Nidal's demolished home. Shabtai Gold/IRIN
Rasmiyye Hamande a vécu dans une grotte dans le Territoires palestinien occupé (TPO) la majeure partie de sa vie, ce qui, d’une certaine façon, peut être considéré comme une bénédiction. « Cette grotte ne peut pas être détruite si facilement », explique-t-elle.

D’autres structures du village d’Al-Mufaqara, situé dans la zone C – les 60 pour cent de la Cisjordanie sous contrôle militaire israélien –, peuvent être détruites plus facilement.

Quelque 622 structures ont été démolies par les forces israéliennes en Cisjordanie en 2011, ce qui représente une augmentation de 42 pour cent par rapport à 2010. Les chiffres pour 2012 pourraient très bien dépasser ceux de l’an dernier, car à la fin juillet, le Bureau de la coordination des affaires humanitaires des Nations Unies (OCHA) avait déjà enregistré la démolition d’environ 395 structures dans le TPO.

Al-Mufaqara est l’un des douze villages situés dans une zone récemment déclarée « zone de tir 918 » par Israël. Le ministère israélien de la Défense souhaite démolir huit de ces villages et évacuer leurs résidents pour faire de la place pour un camp d’entraînement militaire. On s’attend à ce qu’environ 1 500 Palestiniens soient déplacés de force si l’ordre de démolition est appliqué.

Selon l’armée, les exercices d’entraînement dans la zone de tir 918 sont nécessaires pour combler les lacunes qui ont été mises en évidence à l’occasion du conflit de 2006 entre Israël et le Liban. Le ministère de la Défense israélien a par ailleurs indiqué que les villageois seraient autorisés à utiliser la terre les week-ends et lors des fêtes juives.

Les zones de tir comme celle-ci, qui sont toutes officiellement destinées à l’entraînement militaire, représentent environ 18 pour cent du territoire de la Cisjordanie. Depuis 2010, 45 pour cent de toutes les démolitions dans la zone C de la Cisjordanie, un territoire contrôlé par Israël, ont été faites dans les zones de tir.

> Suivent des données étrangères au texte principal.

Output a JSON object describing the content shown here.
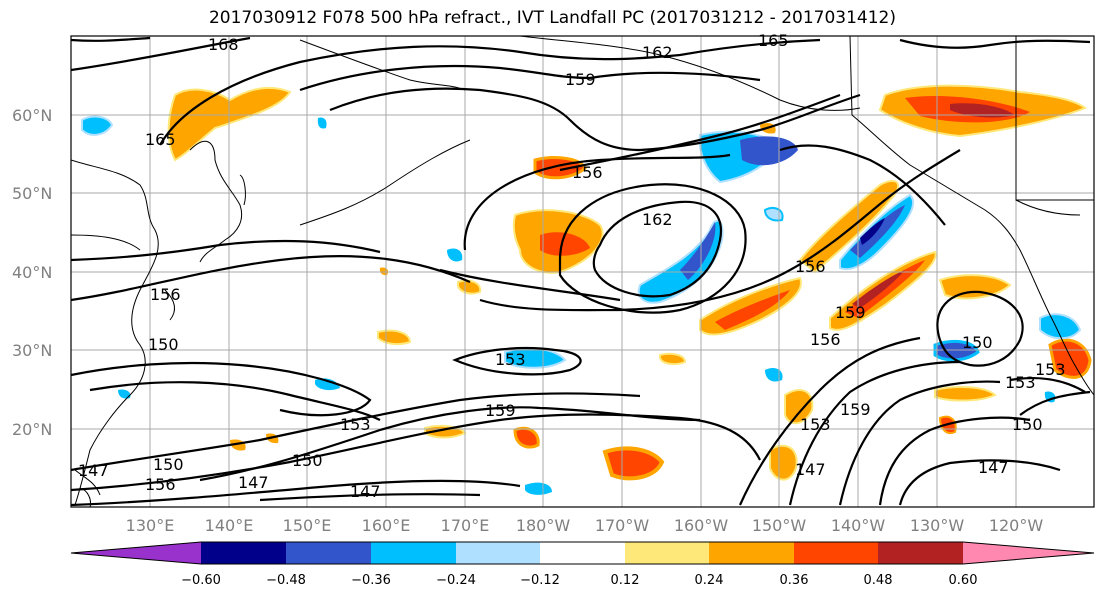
{
  "title": "2017030912 F078 500 hPa refract., IVT Landfall PC (2017031212 - 2017031412)",
  "lat_ticks": [
    "60°N",
    "50°N",
    "40°N",
    "30°N",
    "20°N"
  ],
  "lon_ticks": [
    "130°E",
    "140°E",
    "150°E",
    "160°E",
    "170°E",
    "180°W",
    "170°W",
    "160°W",
    "150°W",
    "140°W",
    "130°W",
    "120°W"
  ],
  "colorbar": {
    "tick_labels": [
      "−0.60",
      "−0.48",
      "−0.36",
      "−0.24",
      "−0.12",
      "0.12",
      "0.24",
      "0.36",
      "0.48",
      "0.60"
    ],
    "colors": [
      "#9932cc",
      "#00008b",
      "#3355cc",
      "#00bfff",
      "#b0e0ff",
      "#ffffff",
      "#ffe87a",
      "#ffa500",
      "#ff4500",
      "#b22222",
      "#ff88b0"
    ]
  },
  "contour_labels": [
    "168",
    "162",
    "165",
    "159",
    "165",
    "156",
    "162",
    "156",
    "156",
    "159",
    "150",
    "153",
    "159",
    "153",
    "153",
    "150",
    "147",
    "156",
    "150",
    "147",
    "147",
    "150",
    "147",
    "153",
    "156",
    "159",
    "153",
    "150",
    "147"
  ]
}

IRIN examine les circonstances entourant ces démolitions.

Quand et pourquoi les structures palestiniennes de la zone C sont-elles considérées comme illégales par Israël ?

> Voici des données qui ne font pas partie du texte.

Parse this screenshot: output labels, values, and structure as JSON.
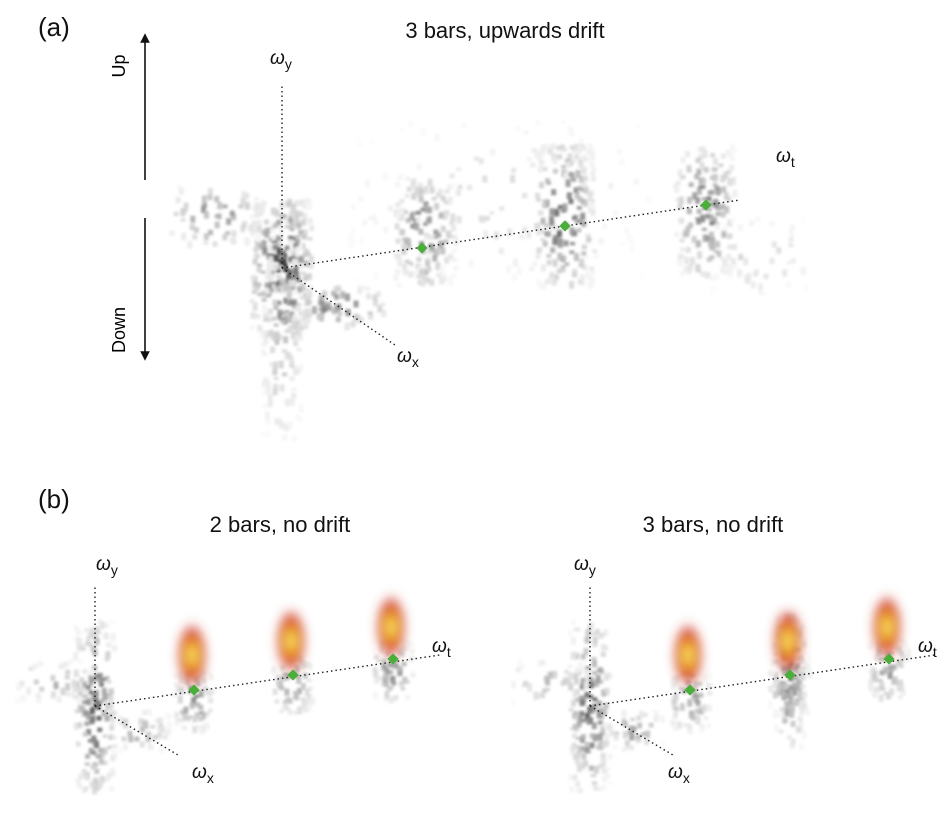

Toutes les structures nécessitent un permis approuvé par le gouvernement ; celles qui n’en ont pas peuvent être détruites. Or, il est pratiquement impossible d’obtenir un permis de l’administration civile israélienne – l’organe militaire chargé de superviser le TPO – pour une construction palestinienne en zone C.

Selon l’OCHA, l’administration civile israélienne a rejeté 94 pour cent des demandes de permis de construire déposées par des Palestiniens dans la zone C entre 2000 et 2007. En 2010, seulement 4 demandes de permis de construire en zone C sur 444 ont été approuvées. L’administration civile a dit à IRIN qu’il n’y avait pas de délai fixe pour l’examen des demandes de permis et que chaque demande était examinée différemment.

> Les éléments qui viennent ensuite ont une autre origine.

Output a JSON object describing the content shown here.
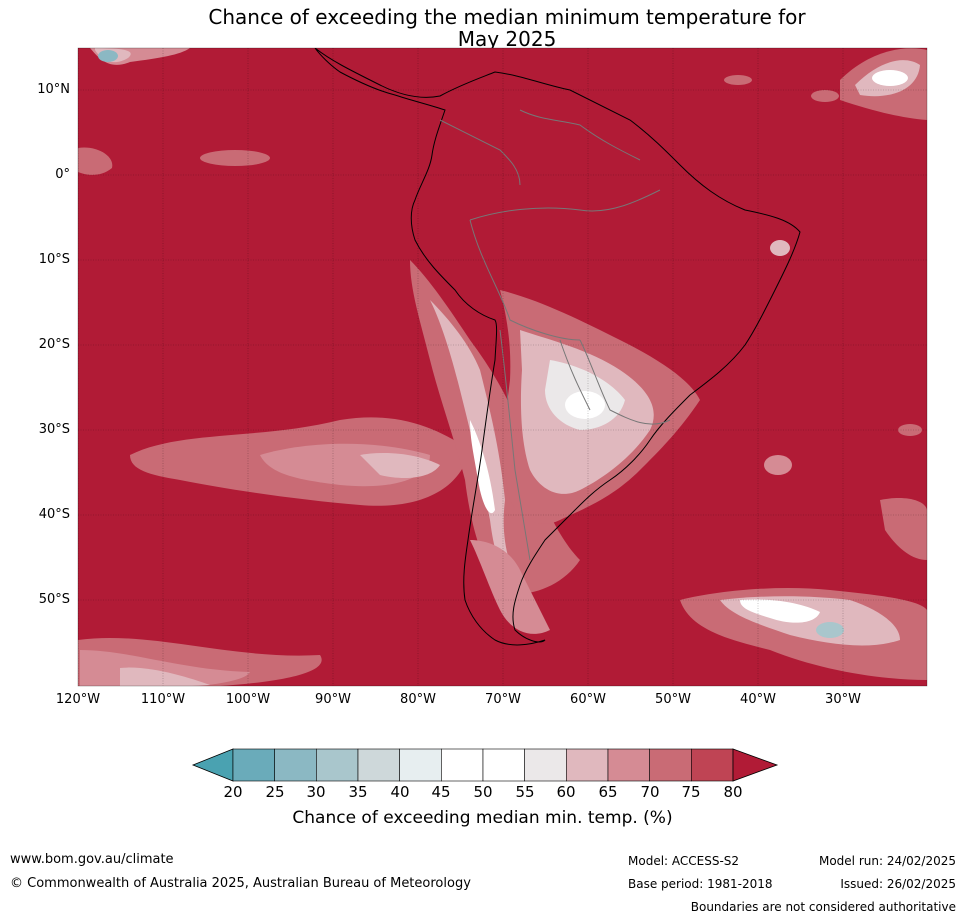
{
  "title": {
    "line1": "Chance of exceeding the median minimum temperature for",
    "line2": "May 2025"
  },
  "map": {
    "region": "South America",
    "dominant_color": "#b11b36",
    "latitude_labels": [
      "10°N",
      "0°",
      "10°S",
      "20°S",
      "30°S",
      "40°S",
      "50°S"
    ],
    "longitude_labels": [
      "120°W",
      "110°W",
      "100°W",
      "90°W",
      "80°W",
      "70°W",
      "60°W",
      "50°W",
      "40°W",
      "30°W"
    ]
  },
  "colorbar": {
    "ticks": [
      "20",
      "25",
      "30",
      "35",
      "40",
      "45",
      "50",
      "55",
      "60",
      "65",
      "70",
      "75",
      "80"
    ],
    "colors": [
      "#4aa2b1",
      "#6aabba",
      "#8bb8c3",
      "#a9c6cc",
      "#ced8da",
      "#e7eef0",
      "#ffffff",
      "#ffffff",
      "#ebe8e9",
      "#e0b8be",
      "#d58b94",
      "#c96b75",
      "#bf4454",
      "#b11b36"
    ],
    "label": "Chance of exceeding median min. temp. (%)"
  },
  "footer": {
    "website": "www.bom.gov.au/climate",
    "copyright": "© Commonwealth of Australia 2025, Australian Bureau of Meteorology",
    "model": "Model: ACCESS-S2",
    "base_period": "Base period: 1981-2018",
    "model_run": "Model run: 24/02/2025",
    "issued": "Issued: 26/02/2025",
    "disclaimer": "Boundaries are not considered authoritative"
  }
}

Dans les villages situés à l’extérieur des zones de tir, l’imposition de règles strictes en matière d’aménagement du territoire constitue le principal problème. Pour obtenir un permis, les constructions doivent être conformes à des plans d’aménagement qui n’ont pas changé depuis les années 1930, quand la région était sous mandat britannique.

Seuls les résidents permanents et ceux qui possèdent un permis spécial peuvent accéder aux zones militaires fermées. À moins d’un ordre spécial du commandant israélien responsable, les permis de construire ne sont pas disponibles.

Les constructions sont également interdites sur les terres considérées par Israël comme des sites archéologiques. C’est notamment le cas de Susiya, un village situé dans les collines du sud d’Hébron ; 70 pour cent des structures existantes dans la communauté font l’objet d’ordres de démolition en attente d’exécution.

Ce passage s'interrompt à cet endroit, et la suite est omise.